When we see all the division and anger and bitterness between people around us - we are called to model unity despite our differences. The world needs to see that in the Church, especially now!
Fellowship with each other, when done correctly, leads us closer into fellowship with Christ! But there's a problem. The Church is made up of people; imperfect, flawed people. I have a sign in my office that says, "Never underestimate the power of stupid people in large groups." Anyone who's been in any Church for any length of time would probably agree with that statement, whether they'd admit it or not. The Church is comprised of sinners – and I fit into that category just like everyone else.
If the Church was only made up of perfect people – what would have been the point of Jesus dying on a cross for our sins? People are difficult. People are demanding. People are insensitive. People are selfish. And Jesus loves each and every one of us!

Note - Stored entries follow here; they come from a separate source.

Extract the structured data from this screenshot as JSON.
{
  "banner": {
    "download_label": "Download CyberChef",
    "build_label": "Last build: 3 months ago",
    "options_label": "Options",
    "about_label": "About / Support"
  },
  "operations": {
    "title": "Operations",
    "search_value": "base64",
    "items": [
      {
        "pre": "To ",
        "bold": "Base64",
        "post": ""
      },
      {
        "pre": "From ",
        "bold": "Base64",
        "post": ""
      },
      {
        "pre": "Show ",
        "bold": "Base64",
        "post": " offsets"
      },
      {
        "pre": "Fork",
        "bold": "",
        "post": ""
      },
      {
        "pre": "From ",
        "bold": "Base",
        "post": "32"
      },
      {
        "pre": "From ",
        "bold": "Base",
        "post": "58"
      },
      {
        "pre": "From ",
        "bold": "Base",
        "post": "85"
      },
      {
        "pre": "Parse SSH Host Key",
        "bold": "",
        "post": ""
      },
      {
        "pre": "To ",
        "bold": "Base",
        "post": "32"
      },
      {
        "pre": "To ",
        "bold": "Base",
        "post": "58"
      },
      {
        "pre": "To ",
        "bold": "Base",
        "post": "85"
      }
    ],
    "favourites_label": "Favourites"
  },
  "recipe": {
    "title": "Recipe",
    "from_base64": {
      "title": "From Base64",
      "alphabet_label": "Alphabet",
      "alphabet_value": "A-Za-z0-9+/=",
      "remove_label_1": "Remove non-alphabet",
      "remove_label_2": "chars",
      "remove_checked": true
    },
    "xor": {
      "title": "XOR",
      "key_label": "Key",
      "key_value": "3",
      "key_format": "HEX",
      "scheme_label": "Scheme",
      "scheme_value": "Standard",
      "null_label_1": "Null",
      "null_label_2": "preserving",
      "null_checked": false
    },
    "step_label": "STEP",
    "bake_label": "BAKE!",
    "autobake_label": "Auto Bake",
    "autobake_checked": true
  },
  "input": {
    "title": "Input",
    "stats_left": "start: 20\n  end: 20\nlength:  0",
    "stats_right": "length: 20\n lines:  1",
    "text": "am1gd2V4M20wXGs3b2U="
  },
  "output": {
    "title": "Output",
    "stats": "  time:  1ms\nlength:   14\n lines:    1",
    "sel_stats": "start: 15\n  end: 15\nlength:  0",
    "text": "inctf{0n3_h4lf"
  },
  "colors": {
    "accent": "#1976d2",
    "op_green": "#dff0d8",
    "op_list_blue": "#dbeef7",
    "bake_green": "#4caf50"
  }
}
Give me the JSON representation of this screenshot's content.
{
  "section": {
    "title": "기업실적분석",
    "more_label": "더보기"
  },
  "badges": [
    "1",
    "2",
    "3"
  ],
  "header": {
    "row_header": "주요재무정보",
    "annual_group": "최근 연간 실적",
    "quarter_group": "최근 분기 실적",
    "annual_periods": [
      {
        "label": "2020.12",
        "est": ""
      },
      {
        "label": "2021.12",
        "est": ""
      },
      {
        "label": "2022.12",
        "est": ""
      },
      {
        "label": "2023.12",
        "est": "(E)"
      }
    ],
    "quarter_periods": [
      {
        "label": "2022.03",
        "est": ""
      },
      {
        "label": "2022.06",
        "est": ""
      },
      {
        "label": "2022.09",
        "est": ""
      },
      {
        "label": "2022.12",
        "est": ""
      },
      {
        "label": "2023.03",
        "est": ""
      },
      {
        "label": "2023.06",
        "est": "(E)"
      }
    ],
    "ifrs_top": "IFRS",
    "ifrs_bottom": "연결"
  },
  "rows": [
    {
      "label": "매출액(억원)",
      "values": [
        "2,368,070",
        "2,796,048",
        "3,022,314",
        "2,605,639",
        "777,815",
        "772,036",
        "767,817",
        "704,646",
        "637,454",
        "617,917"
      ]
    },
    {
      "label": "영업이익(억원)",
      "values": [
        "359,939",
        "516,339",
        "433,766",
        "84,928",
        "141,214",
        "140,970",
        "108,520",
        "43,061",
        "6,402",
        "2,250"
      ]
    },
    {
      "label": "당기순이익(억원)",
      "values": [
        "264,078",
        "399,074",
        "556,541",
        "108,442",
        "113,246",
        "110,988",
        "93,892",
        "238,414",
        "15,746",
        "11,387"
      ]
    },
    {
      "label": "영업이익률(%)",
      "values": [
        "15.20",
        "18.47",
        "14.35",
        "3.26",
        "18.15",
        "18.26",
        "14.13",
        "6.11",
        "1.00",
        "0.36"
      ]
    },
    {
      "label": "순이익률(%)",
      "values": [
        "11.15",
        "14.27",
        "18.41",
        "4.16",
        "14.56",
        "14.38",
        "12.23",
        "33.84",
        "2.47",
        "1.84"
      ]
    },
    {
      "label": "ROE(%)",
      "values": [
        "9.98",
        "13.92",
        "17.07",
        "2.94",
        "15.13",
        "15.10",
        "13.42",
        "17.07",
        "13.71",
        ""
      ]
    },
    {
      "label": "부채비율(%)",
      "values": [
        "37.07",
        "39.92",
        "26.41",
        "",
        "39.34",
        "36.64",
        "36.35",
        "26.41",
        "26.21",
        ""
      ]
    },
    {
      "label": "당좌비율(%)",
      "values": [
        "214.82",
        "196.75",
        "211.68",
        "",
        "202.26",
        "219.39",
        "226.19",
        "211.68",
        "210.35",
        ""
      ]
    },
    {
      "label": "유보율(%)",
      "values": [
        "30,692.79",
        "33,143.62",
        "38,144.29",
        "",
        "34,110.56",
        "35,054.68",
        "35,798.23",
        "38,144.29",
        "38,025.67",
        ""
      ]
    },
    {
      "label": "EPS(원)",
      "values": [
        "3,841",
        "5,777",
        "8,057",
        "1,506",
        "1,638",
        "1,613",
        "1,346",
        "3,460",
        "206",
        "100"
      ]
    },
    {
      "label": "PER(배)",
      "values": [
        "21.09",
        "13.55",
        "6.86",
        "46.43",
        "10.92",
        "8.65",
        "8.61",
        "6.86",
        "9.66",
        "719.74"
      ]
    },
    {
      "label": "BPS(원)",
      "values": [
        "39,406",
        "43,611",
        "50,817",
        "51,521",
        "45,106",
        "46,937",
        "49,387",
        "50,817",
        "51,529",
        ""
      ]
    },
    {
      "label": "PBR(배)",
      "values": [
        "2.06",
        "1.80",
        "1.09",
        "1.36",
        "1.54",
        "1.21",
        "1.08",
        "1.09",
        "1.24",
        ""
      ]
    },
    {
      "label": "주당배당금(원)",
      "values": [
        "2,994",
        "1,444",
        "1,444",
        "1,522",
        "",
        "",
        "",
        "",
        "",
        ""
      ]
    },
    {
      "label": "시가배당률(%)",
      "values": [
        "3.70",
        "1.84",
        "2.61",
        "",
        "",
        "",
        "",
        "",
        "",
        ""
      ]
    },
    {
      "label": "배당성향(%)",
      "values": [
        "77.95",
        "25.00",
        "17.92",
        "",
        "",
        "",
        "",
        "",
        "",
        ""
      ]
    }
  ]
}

This past August when my family was in Wisconsin, I decided to cook some burgers on the charcoal grill. When I piled up all the little briquettes in a tight pyramid, Sully looked at it and questioned, "Do you know what you're doing?" I explained all the charcoal needed to be touching as it started so it would all light. Then, once the fire was going and ash had formed over all the coals, then I could spread it out. I even showed him one little coal off by itself that just died out.
The call to fellowship is not an easy one. Yes, people may hurt you. You may get 'burned'. Yes, people will let you down. Yes, people may even exasperate you. But you can't keep your 'fire burning for the Lord' all by yourself. We will not become the Church that Jesus calls us to be without each other; without fellowship, without partnering together for God's Holy purposes!